Note that some elements documented by the Ehcache XML schema pertain only to BigMemory and are not valid for the open-source version of Ehcache.
ehcache-failsafe.xml
If the CacheManager default constructor or factory method is called, Ehcache looks for a
file called ehcache.xml
in the top level of the classpath. Failing that it looks for
ehcache-failsafe.xml
in the classpath. ehcache-failsafe.xml
is packaged in the Ehcache JAR
and should always be found.
ehcache-failsafe.xml
provides an extremely simple default configuration to enable users to
get started before they create their own ehcache.xml
.
If it used Ehcache will emit a warning, reminding the user to set up a proper configuration.
The meaning of the elements and attributes are explained in the section on ehcache.xml
.
<ehcache>
<diskStore path="java.io.tmpdir"/>
<defaultCache
maxEntriesLocalHeap="10000"
eternal="false"
timeToIdleSeconds="120"
timeToLiveSeconds="120"
maxEntriesLocalDisk="10000000"
diskExpiryThreadIntervalSeconds="120"
memoryStoreEvictionPolicy="LRU"
<persistence strategy="localTempSwap"/>
/>
</ehcache>
Update Checker
The update checker is used to see if you have the latest version of Ehcache. It is also used to get non-identifying feedback on the OS architectures using Ehcache. To disable the check, do one of the following:
By System Property
-Dnet.sf.ehcache.skipUpdateCheck=true
By Configuration
The outer ehcache
element takes an updateCheck
attribute, which is set to false as in the
following example.
<ehcache xmlns:xsi="http://www.w3.org/2001/XMLSchema-instance"
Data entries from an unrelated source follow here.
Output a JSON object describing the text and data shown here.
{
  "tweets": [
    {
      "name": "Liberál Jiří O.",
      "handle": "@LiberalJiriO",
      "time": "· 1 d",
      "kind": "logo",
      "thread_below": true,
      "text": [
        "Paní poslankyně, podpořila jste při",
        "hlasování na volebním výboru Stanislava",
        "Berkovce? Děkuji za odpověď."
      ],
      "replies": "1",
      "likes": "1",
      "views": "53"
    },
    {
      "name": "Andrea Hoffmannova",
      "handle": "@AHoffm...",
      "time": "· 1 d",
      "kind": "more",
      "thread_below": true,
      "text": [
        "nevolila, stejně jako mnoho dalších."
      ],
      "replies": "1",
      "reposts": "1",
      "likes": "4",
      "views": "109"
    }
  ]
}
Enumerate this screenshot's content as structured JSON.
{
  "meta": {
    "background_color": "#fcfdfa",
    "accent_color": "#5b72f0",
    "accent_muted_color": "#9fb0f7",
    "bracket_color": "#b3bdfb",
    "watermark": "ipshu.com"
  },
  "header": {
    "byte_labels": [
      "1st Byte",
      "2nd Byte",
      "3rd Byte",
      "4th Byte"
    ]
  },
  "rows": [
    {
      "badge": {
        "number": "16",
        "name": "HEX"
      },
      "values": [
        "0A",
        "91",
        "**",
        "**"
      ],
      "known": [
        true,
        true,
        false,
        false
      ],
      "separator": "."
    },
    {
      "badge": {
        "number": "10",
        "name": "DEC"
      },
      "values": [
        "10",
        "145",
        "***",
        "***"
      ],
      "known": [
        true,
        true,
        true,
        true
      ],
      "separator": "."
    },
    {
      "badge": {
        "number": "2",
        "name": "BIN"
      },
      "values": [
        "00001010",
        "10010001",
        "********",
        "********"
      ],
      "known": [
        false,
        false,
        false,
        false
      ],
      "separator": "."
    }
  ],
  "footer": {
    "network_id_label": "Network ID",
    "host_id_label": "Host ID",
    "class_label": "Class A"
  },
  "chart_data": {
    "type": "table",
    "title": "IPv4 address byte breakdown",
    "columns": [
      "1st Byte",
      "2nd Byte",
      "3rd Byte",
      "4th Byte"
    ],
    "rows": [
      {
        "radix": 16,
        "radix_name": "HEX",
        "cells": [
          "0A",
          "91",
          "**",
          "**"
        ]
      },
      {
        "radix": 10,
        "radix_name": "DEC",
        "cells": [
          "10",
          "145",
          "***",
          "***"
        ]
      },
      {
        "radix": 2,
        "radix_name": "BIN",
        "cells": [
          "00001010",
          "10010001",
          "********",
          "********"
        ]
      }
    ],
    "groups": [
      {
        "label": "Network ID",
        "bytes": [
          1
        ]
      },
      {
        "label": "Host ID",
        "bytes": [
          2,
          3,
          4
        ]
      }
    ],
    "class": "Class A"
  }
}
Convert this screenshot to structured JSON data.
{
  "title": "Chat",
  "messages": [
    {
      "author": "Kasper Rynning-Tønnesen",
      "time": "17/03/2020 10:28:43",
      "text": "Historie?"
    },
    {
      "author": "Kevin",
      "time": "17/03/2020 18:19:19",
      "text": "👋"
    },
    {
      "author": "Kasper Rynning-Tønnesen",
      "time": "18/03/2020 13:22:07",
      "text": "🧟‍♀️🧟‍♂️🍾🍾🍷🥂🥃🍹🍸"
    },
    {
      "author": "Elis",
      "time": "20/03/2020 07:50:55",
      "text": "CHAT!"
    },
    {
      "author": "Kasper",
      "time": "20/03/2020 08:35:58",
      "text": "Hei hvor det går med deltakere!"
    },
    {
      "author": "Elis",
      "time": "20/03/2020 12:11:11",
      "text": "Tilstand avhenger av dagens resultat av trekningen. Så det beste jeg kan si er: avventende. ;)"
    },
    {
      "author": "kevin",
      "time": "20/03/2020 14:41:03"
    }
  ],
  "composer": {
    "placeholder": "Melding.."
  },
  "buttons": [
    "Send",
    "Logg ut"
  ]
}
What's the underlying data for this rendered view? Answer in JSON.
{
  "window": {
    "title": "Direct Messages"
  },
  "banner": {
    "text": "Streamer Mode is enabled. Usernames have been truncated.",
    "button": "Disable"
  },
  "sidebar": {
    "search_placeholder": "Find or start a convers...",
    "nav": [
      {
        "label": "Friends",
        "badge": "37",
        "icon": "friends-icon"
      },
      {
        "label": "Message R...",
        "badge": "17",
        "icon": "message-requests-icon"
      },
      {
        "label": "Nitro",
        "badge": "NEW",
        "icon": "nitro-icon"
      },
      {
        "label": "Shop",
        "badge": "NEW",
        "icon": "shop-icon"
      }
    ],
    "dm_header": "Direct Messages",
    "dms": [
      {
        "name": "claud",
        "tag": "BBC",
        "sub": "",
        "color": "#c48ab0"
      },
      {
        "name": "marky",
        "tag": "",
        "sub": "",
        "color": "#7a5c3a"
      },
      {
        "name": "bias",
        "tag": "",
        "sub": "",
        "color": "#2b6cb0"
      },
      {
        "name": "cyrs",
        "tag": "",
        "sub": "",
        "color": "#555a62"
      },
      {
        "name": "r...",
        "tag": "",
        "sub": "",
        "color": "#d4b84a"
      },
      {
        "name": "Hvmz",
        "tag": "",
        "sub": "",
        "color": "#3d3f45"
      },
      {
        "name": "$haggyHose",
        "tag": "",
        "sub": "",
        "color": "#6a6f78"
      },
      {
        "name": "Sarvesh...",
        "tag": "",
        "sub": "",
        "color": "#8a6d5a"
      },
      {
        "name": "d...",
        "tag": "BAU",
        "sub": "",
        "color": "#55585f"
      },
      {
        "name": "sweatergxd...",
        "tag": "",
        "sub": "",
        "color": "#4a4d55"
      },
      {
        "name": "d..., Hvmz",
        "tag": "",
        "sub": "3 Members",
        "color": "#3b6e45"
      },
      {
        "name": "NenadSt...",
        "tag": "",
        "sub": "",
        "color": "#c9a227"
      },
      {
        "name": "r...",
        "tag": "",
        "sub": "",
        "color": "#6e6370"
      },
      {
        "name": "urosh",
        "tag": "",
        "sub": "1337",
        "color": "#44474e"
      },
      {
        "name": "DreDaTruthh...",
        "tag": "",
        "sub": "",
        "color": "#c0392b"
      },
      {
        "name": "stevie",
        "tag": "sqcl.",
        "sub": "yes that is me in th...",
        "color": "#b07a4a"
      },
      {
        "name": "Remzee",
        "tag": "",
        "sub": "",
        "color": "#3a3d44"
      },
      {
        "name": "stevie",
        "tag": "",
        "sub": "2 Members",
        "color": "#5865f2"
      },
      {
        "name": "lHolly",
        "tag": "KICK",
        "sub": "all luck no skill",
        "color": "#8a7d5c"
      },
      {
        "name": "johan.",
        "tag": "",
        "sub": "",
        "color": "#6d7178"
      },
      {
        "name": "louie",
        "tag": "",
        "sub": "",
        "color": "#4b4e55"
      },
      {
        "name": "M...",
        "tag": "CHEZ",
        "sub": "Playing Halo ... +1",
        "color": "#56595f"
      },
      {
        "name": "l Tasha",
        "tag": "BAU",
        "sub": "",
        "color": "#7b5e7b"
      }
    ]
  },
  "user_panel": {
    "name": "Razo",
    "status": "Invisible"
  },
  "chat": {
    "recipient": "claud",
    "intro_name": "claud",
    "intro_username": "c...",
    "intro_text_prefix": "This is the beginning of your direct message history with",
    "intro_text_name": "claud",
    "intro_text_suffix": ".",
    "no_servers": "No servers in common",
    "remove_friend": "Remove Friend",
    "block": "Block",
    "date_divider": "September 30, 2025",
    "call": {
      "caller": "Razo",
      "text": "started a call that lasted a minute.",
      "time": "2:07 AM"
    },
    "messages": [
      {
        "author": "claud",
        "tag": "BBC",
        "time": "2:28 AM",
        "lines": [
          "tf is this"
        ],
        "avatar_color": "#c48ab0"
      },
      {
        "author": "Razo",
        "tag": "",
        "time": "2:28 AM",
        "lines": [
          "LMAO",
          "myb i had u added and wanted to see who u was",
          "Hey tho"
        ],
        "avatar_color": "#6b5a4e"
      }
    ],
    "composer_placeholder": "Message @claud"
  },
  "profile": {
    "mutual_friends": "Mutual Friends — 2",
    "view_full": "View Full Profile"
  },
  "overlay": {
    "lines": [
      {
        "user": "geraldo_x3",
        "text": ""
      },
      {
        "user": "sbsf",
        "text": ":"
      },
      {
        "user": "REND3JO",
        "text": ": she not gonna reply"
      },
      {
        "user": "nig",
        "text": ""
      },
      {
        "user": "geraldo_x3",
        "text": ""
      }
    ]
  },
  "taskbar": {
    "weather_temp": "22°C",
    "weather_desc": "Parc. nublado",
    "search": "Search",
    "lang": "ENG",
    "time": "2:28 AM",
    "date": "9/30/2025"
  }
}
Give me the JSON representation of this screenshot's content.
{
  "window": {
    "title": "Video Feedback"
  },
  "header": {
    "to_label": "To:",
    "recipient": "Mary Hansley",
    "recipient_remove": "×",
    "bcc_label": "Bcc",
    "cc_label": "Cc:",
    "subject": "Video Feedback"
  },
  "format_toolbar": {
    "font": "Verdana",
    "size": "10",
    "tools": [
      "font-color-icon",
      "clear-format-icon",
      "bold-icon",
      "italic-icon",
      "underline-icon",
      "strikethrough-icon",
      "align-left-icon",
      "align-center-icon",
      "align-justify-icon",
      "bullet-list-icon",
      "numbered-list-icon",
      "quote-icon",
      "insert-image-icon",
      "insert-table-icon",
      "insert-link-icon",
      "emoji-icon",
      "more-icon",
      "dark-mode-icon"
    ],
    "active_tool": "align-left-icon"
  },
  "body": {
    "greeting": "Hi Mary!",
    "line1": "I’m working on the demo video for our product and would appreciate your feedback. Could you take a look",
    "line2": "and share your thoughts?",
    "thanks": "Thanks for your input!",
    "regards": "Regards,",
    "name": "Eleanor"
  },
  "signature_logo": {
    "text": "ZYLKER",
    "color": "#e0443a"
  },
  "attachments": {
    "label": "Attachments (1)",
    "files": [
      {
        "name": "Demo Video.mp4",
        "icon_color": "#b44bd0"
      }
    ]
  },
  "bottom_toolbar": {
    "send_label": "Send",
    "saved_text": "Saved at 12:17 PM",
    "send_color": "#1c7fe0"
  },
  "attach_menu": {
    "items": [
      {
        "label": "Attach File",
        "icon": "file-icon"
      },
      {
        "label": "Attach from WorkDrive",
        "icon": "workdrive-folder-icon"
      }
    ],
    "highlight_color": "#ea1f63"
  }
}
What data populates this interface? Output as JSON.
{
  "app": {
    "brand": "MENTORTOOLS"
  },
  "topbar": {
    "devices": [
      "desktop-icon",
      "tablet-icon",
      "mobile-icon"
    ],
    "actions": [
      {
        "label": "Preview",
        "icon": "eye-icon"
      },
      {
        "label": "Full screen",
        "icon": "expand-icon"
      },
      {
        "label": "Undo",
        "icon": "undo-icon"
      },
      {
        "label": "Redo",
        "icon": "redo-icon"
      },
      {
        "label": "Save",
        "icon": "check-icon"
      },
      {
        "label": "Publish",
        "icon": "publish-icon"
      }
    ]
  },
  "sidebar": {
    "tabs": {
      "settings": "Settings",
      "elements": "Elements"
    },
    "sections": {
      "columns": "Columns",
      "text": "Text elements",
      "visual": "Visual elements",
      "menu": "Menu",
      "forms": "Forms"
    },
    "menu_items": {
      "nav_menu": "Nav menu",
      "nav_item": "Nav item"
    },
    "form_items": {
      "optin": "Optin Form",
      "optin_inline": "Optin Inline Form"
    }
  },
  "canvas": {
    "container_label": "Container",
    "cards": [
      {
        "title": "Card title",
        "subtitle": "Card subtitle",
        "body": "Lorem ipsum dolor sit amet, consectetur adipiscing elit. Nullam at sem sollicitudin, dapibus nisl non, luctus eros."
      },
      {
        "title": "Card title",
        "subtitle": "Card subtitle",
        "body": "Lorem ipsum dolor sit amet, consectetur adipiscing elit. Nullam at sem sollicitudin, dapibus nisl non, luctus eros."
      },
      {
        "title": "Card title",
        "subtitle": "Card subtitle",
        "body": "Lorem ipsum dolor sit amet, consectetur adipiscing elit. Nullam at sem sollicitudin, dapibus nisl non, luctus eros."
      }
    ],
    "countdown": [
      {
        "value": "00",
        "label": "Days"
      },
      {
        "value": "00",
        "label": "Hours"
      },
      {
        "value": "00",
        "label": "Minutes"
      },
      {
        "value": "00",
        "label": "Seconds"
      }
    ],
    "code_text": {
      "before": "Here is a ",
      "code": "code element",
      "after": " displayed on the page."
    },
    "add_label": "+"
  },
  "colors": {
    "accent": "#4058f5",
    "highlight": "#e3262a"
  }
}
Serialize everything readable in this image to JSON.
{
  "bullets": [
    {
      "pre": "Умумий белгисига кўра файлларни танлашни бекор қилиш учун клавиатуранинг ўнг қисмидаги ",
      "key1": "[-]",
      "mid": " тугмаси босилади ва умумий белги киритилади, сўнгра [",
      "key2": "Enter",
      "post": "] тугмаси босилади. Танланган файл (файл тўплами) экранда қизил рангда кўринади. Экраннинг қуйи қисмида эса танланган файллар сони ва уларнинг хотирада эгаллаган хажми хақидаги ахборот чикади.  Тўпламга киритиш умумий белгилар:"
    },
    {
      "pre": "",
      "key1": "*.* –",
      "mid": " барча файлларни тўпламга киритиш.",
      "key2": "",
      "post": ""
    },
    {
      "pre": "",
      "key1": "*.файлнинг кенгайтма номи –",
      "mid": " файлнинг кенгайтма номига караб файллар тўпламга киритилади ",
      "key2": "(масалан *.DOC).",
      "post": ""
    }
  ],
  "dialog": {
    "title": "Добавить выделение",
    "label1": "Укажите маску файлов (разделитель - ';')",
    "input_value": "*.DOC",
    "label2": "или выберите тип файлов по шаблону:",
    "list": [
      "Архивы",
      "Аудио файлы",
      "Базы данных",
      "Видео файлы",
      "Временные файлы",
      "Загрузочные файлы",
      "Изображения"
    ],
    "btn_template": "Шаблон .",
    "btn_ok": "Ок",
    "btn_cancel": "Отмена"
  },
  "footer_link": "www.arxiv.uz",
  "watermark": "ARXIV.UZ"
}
xsi:noNamespaceSchemaLocation="ehcache.xsd"
updateCheck="false" monitoring="autodetect"
dynamicConfig="true">
ehcache.xml and Other Configuration Files
Prior to ehcache-1.6, Ehcache only supported ASCII ehcache.xml configuration files. Since ehcache-1.6, UTF8 is supported, so that configuration can use Unicode. As UTF8 is backwardly compatible with ASCII, no conversion is necessary.
If the CacheManager default constructor or factory method is called, Ehcache looks for a file called ehcache.xml in the top level of the classpath.
The non-default creation methods allow a configuration file to be specified which can be called anything.
One XML configuration is required for each CacheManager that is created. It is an error to use the same configuration, because things like directory paths and listener ports will conflict. Ehcache will attempt to resolve conflicts and will emit a warning reminding the user to configure a separate configuration for multiple CacheManagers with conflicting settings.
The sample ehcache.xml
is included in the Ehcache distribution and can also be downloaded from http://ehcache.org/ehcache.xml. It contains full commentary required to configure each element.
Note that some elements documented in the sample Ehcache XML file pertain only to BigMemory and are not valid for the open-source version of Ehcache.